Ryan Jones, senior editor

January 2, 2014 at 6:27 pm 1 comment

Changes may be Coming to Alumni BOT Election

For years and years, the election for the alumni seats on Penn State’s Board of Trustees ran smoothly and under the radar. Then the Sandusky scandal happened, and among the many changes around Penn State came an exponential increase in interest in the election—more candidates, and more alumni interested in voting.

The election process has been confusing and sometimes frustrating for alumni, and the Board of Trustees office was at times overwhelmed with requests for ballots. Which is why vice president for administration Tom Poole, whose office handles the administration of the Board of Trustees, presented suggestions at Thursday’s governance and long-range planning committee to streamline the process and make it less confusing. The goal: To increase alumni participation in the election.

The committee discussion ranged beyond Poole’s suggestions (below) to a broader discussion of who should automatically receive ballots. Currently, ballots are automatically emailed to alumni who have been an Alumni Association member in the previous two years or who have donated to the university within the previous two years. Other alumni don’t receive a ballot automatically, but can get one by making a written request to the Board of Trustees office.

The committee discussed the feasibility of amending the board’s charter so that ballots would be automatically sent to any alumnus with an email address on file with the university.
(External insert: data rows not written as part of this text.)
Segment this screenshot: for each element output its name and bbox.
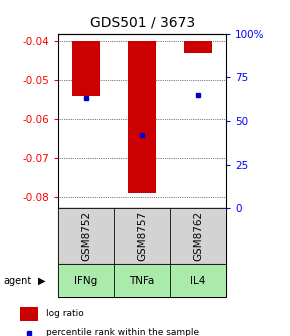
Bar [184, 41, 212, 53]
Bar [20, 307, 38, 321]
Text: IL4: IL4 [191, 276, 206, 286]
Text: agent: agent [3, 276, 31, 286]
Bar [128, 41, 156, 193]
Bar [58, 208, 114, 264]
Text: percentile rank within the sample: percentile rank within the sample [46, 328, 199, 336]
Text: GSM8752: GSM8752 [81, 211, 91, 261]
Bar [170, 264, 226, 297]
Text: GDS501 / 3673: GDS501 / 3673 [90, 15, 195, 29]
Bar [72, 41, 100, 96]
Text: IFNg: IFNg [75, 276, 98, 286]
Bar [114, 264, 170, 297]
Bar [58, 264, 114, 297]
Text: TNFa: TNFa [129, 276, 155, 286]
Text: GSM8762: GSM8762 [193, 211, 203, 261]
Text: log ratio: log ratio [46, 309, 84, 318]
Text: GSM8757: GSM8757 [137, 211, 147, 261]
Bar [170, 208, 226, 264]
Text: ▶: ▶ [38, 276, 46, 286]
Bar [114, 208, 170, 264]
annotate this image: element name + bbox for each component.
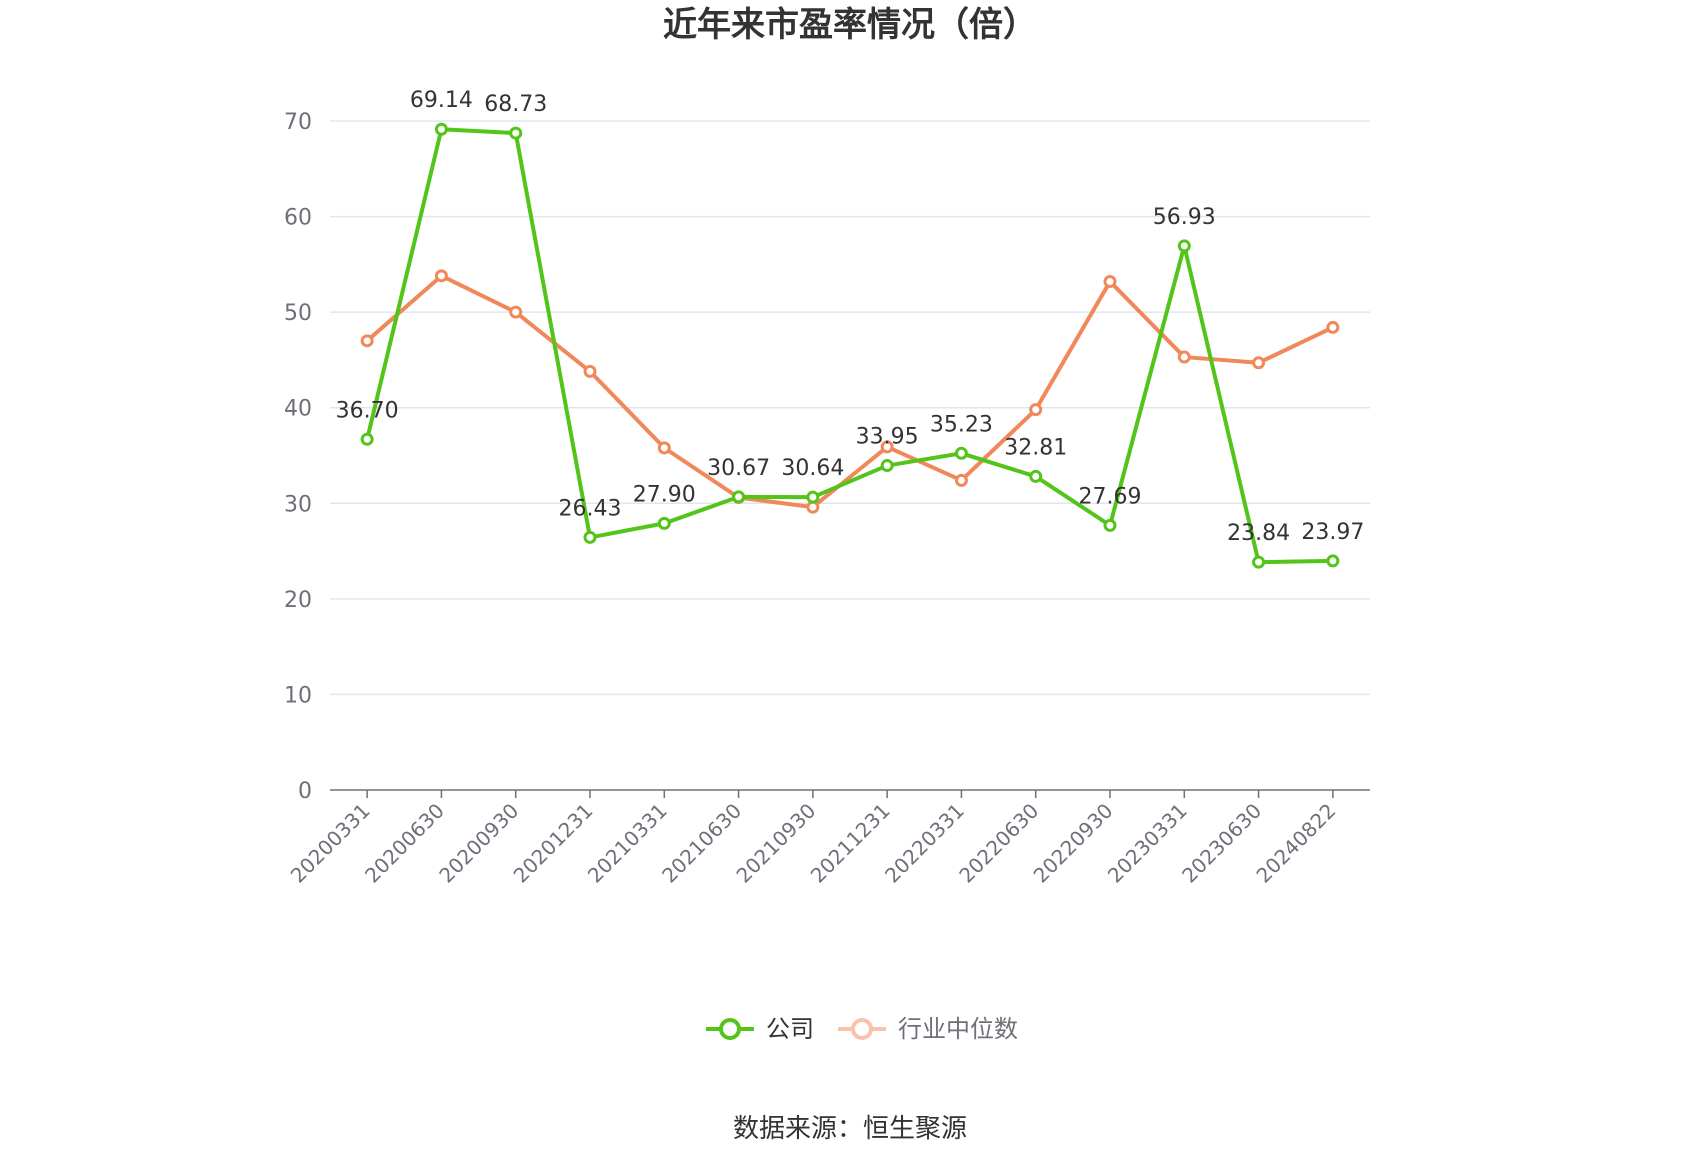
series-line-company <box>365 127 1333 565</box>
y-axis: 0 10 20 30 40 50 60 70 <box>284 110 312 804</box>
legend[interactable]: 公司 行业中位数 <box>706 1015 1018 1043</box>
legend-industry-label: 行业中位数 <box>898 1015 1018 1043</box>
point-industry-median[interactable] <box>1326 320 1340 334</box>
chart-title: 近年来市盈率情况（倍） <box>663 5 1037 45</box>
data-label-company: 68.73 <box>484 92 547 117</box>
x-tick-label: 20220331 <box>880 799 969 888</box>
point-company[interactable] <box>806 490 820 504</box>
x-tick-label: 20200331 <box>286 799 375 888</box>
x-tick-label: 20220630 <box>954 799 1043 888</box>
x-tick-label: 20200930 <box>434 799 523 888</box>
data-label-company: 30.67 <box>707 456 770 481</box>
y-tick-label: 50 <box>284 301 312 326</box>
x-tick-label: 20240822 <box>1251 799 1340 888</box>
data-label-company: 35.23 <box>930 412 993 437</box>
y-tick-label: 40 <box>284 397 312 422</box>
legend-item-company[interactable]: 公司 <box>706 1015 814 1043</box>
y-tick-label: 70 <box>284 110 312 135</box>
point-company[interactable] <box>1177 239 1191 253</box>
y-tick-label: 60 <box>284 206 312 231</box>
point-company[interactable] <box>360 432 374 446</box>
legend-company-marker <box>719 1018 741 1040</box>
point-industry-median[interactable] <box>360 334 374 348</box>
point-industry-median[interactable] <box>657 441 671 455</box>
y-tick-label: 20 <box>284 588 312 613</box>
x-tick-label: 20201231 <box>509 799 598 888</box>
legend-company-label: 公司 <box>766 1015 814 1043</box>
point-industry-median[interactable] <box>1103 275 1117 289</box>
data-label-company: 23.97 <box>1301 520 1364 545</box>
data-source: 数据来源：恒生聚源 <box>733 1114 967 1144</box>
point-industry-median[interactable] <box>434 269 448 283</box>
point-company[interactable] <box>1029 469 1043 483</box>
x-tick-label: 20210630 <box>657 799 746 888</box>
point-company[interactable] <box>509 126 523 140</box>
point-company[interactable] <box>583 530 597 544</box>
data-label-company: 23.84 <box>1227 521 1290 546</box>
data-label-company: 27.69 <box>1079 484 1142 509</box>
x-tick-label: 20211231 <box>806 799 895 888</box>
point-industry-median[interactable] <box>1029 403 1043 417</box>
point-industry-median[interactable] <box>1252 356 1266 370</box>
legend-item-industry-median[interactable]: 行业中位数 <box>838 1015 1018 1043</box>
x-tick-label: 20200630 <box>360 799 449 888</box>
x-tick-label: 20230630 <box>1177 799 1266 888</box>
point-company[interactable] <box>434 122 448 136</box>
point-company[interactable] <box>1326 554 1340 568</box>
data-label-company: 69.14 <box>410 88 473 113</box>
data-label-company: 26.43 <box>559 496 622 521</box>
point-industry-median[interactable] <box>583 364 597 378</box>
point-company[interactable] <box>1103 518 1117 532</box>
series-line-industry-median <box>365 273 1334 510</box>
point-industry-median[interactable] <box>880 440 894 454</box>
point-industry-median[interactable] <box>1177 350 1191 364</box>
point-industry-median[interactable] <box>954 473 968 487</box>
data-label-company: 56.93 <box>1153 205 1216 230</box>
series-group <box>360 122 1340 569</box>
data-label-company: 36.70 <box>336 398 399 423</box>
y-tick-label: 30 <box>284 492 312 517</box>
data-label-company: 27.90 <box>633 482 696 507</box>
data-label-company: 33.95 <box>856 425 919 450</box>
data-label-company: 32.81 <box>1004 435 1067 460</box>
point-company[interactable] <box>1252 555 1266 569</box>
point-company[interactable] <box>954 446 968 460</box>
legend-industry-marker <box>851 1018 873 1040</box>
data-label-company: 30.64 <box>781 456 844 481</box>
point-company[interactable] <box>732 490 746 504</box>
y-tick-label: 0 <box>298 779 312 804</box>
x-axis: 2020033120200630202009302020123120210331… <box>286 789 1370 888</box>
grid-lines <box>330 120 1370 696</box>
x-tick-label: 20220930 <box>1029 799 1118 888</box>
x-tick-label: 20210930 <box>731 799 820 888</box>
x-tick-label: 20210331 <box>583 799 672 888</box>
y-tick-label: 10 <box>284 683 312 708</box>
x-tick-label: 20230331 <box>1103 799 1192 888</box>
point-industry-median[interactable] <box>509 305 523 319</box>
point-company[interactable] <box>880 459 894 473</box>
point-company[interactable] <box>657 516 671 530</box>
data-labels: 36.70 69.14 68.73 26.43 27.90 30.67 30.64 33.95… <box>336 88 1365 546</box>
Committee chair Keith Eckel summed up the discussion: “I’m hearing a desire expressed by the committee to expand this as broadly as we can.”

Poole made three suggestions to improve the alumni trustee election:

—Automatically distribute ballots to anyone who requested a ballot the previous year. This would make the process easier not only for alumni, but also for the board office, which fielded 11,000 requests for ballots in each of the past two years.
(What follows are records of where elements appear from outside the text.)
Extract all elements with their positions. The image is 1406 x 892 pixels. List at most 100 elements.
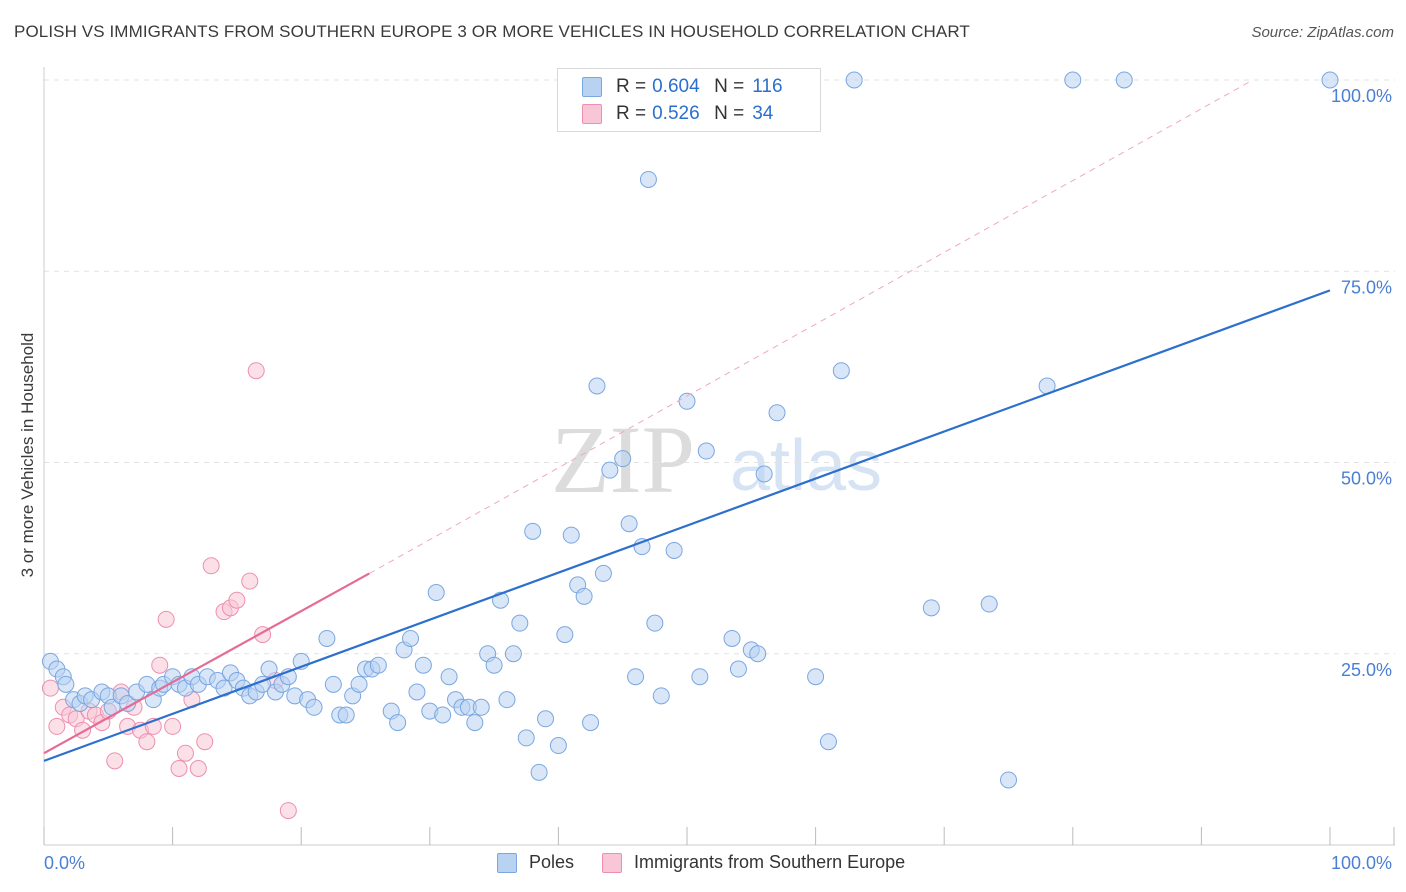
poles-swatch	[582, 77, 602, 97]
immigrants-n-value: 34	[752, 103, 774, 124]
legend-item-poles[interactable]: Poles	[497, 852, 574, 873]
poles-point-70	[517, 729, 535, 747]
poles-point-58	[440, 668, 458, 686]
poles-point-92	[691, 668, 709, 686]
poles-point-95	[723, 629, 741, 647]
y-tick-label-25: 25.0%	[1341, 660, 1392, 680]
poles-point-76	[562, 526, 580, 544]
poles-point-43	[337, 706, 355, 724]
poles-point-89	[652, 687, 670, 705]
poles-point-85	[627, 668, 645, 686]
gridlines	[44, 79, 1395, 655]
poles-point-101	[807, 668, 825, 686]
poles-r-value: 0.604	[652, 76, 700, 97]
poles-point-82	[601, 461, 619, 479]
poles-point-39	[305, 698, 323, 716]
immigrants-r-value: 0.526	[652, 103, 700, 124]
immigrants-point-0	[41, 679, 59, 697]
y-tick-label-100: 100.0%	[1331, 86, 1392, 106]
poles-point-54	[414, 656, 432, 674]
poles-point-106	[1000, 771, 1017, 789]
n-label: N =	[714, 103, 745, 124]
poles-point-72	[530, 763, 548, 781]
poles-point-73	[537, 710, 555, 728]
x-tick-label-0: 0.0%	[44, 853, 85, 873]
poles-point-93	[697, 442, 715, 460]
immigrants-point-33	[279, 802, 297, 820]
poles-point-62	[466, 714, 484, 732]
poles-n-value: 116	[752, 76, 783, 97]
immigrants-legend-swatch	[602, 852, 623, 873]
poles-point-52	[402, 629, 420, 647]
immigrants-point-19	[164, 717, 182, 735]
poles-point-90	[665, 541, 683, 559]
immigrants-point-29	[241, 572, 259, 590]
y-tick-label-75: 75.0%	[1341, 277, 1392, 297]
poles-point-100	[768, 404, 786, 422]
poles-point-111	[1321, 71, 1339, 89]
immigrants-trend-extension	[369, 79, 1254, 574]
immigrants-point-21	[176, 744, 194, 762]
x-tick-label-100: 100.0%	[1331, 853, 1392, 873]
immigrants-trend-line	[43, 572, 370, 755]
poles-point-32	[260, 660, 278, 678]
poles-point-67	[498, 691, 516, 709]
poles-point-99	[755, 465, 773, 483]
poles-point-107	[980, 595, 998, 613]
poles-point-84	[620, 515, 638, 533]
immigrants-point-18	[157, 610, 175, 628]
immigrants-point-15	[138, 733, 156, 751]
poles-point-63	[472, 698, 490, 716]
watermark-atlas: atlas	[730, 426, 882, 506]
poles-point-50	[389, 714, 407, 732]
immigrants-swatch	[582, 104, 602, 124]
poles-point-53	[408, 683, 426, 701]
poles-point-110	[1115, 71, 1133, 89]
poles-point-75	[556, 626, 574, 644]
y-tick-label-50: 50.0%	[1341, 469, 1392, 489]
immigrants-legend-label: Immigrants from Southern Europe	[634, 852, 906, 872]
poles-point-69	[511, 614, 529, 632]
poles-legend-swatch	[497, 852, 517, 873]
immigrants-point-20	[170, 760, 188, 777]
poles-point-3	[57, 675, 75, 693]
poles-point-91	[678, 392, 696, 410]
legend-row-poles: R = 0.604 N = 116	[582, 74, 783, 100]
immigrants-point-10	[106, 752, 124, 770]
poles-point-71	[524, 522, 542, 540]
immigrants-points	[41, 362, 297, 820]
poles-point-25	[215, 679, 233, 697]
poles-point-65	[485, 656, 503, 674]
poles-point-41	[324, 675, 342, 693]
poles-point-87	[639, 170, 657, 188]
poles-point-48	[369, 656, 387, 674]
poles-point-74	[549, 737, 567, 755]
poles-point-57	[434, 706, 452, 724]
poles-point-103	[832, 362, 850, 380]
poles-point-96	[729, 660, 747, 678]
poles-point-40	[318, 629, 336, 647]
poles-point-80	[588, 377, 606, 395]
poles-point-79	[582, 714, 600, 732]
r-label: R =	[616, 76, 647, 97]
n-label: N =	[714, 76, 745, 97]
immigrants-point-30	[247, 362, 265, 380]
immigrants-point-24	[196, 733, 214, 751]
tick-labels: 25.0% 50.0% 75.0% 100.0% 0.0% 100.0%	[44, 86, 1392, 873]
trend-lines	[43, 79, 1331, 762]
stats-legend: R = 0.604 N = 116 R = 0.526 N = 34	[557, 68, 821, 132]
poles-point-109	[1064, 71, 1082, 89]
poles-point-81	[594, 564, 612, 582]
chart-title: POLISH VS IMMIGRANTS FROM SOUTHERN EUROP…	[14, 22, 970, 41]
poles-point-68	[504, 645, 522, 663]
poles-point-102	[819, 733, 837, 751]
source-label: Source: ZipAtlas.com	[1251, 24, 1394, 41]
legend-row-immigrants: R = 0.526 N = 34	[582, 101, 773, 127]
r-label: R =	[616, 103, 647, 124]
legend-item-immigrants[interactable]: Immigrants from Southern Europe	[602, 852, 905, 873]
immigrants-point-28	[228, 591, 246, 609]
poles-point-56	[427, 584, 445, 602]
poles-point-45	[350, 675, 368, 693]
axes	[43, 67, 1395, 846]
—Better publicize and explain the election and nomination processes.

—Allow candidates to include their websites and social media links on their official profiles on the Board of Trustees website, something that hadn’t previously been permitted.

The committee didn’t need to vote on the changes, but everyone appeared to be in agreement that those improvements should go forward. The biggest discussion concerned broadening the ballot distribution to alumni who are not members of the Alumni Association, which is the group currently defined by the charter.

Frank Guadagnino ’78, an outside attorney hired by the university to consult on governance issues, said the original language in the charter likely appeared because the Alumni Association maintains the database of alumni. He said the charter could be changed, but that under the Pennsylvania Non-Profit Corporation Law, the board would need to have 10 days’ notice before a vote. While that 10-day notice is possible before the board’s next meeting in January, the nomination period for the 2014 election will have already started by then.

This prompted trustee Carl Shaffer to say, “If we can’t change the charter this year, according to all of the discussion here, then I do think we should have more discussion before we attempt to change the charter.”

Barbara Doran ’75 noted that although the nomination process starts in January, the ballots for the election aren’t distributed until April; she asked if the issue of who automatically gets ballots could be decided after the nomination process has started. Guadagnino said he believes that is possible.

One other alumni election issue came up as well: the nomination process. Doran said she has heard from alumni that needing only 50 signatures to become a candidate is too few. “Because there have been so many candidates the past two years,” she said, “it’s really hard if you want to do your due diligence to get through the candidates.”

Poole said this is another area that may need attention, but he added that changing it for 2014, when anyone planning to run for the board would have spent the past year assuming he or she needed only 50 signatures, would not be fair.

This was a particularly busy governance committee meeting—it approved a recommendation to hire Holly Gregory as a governance consultant, and there was a spirited discussion about the presidential search process. I’ll have more updates later.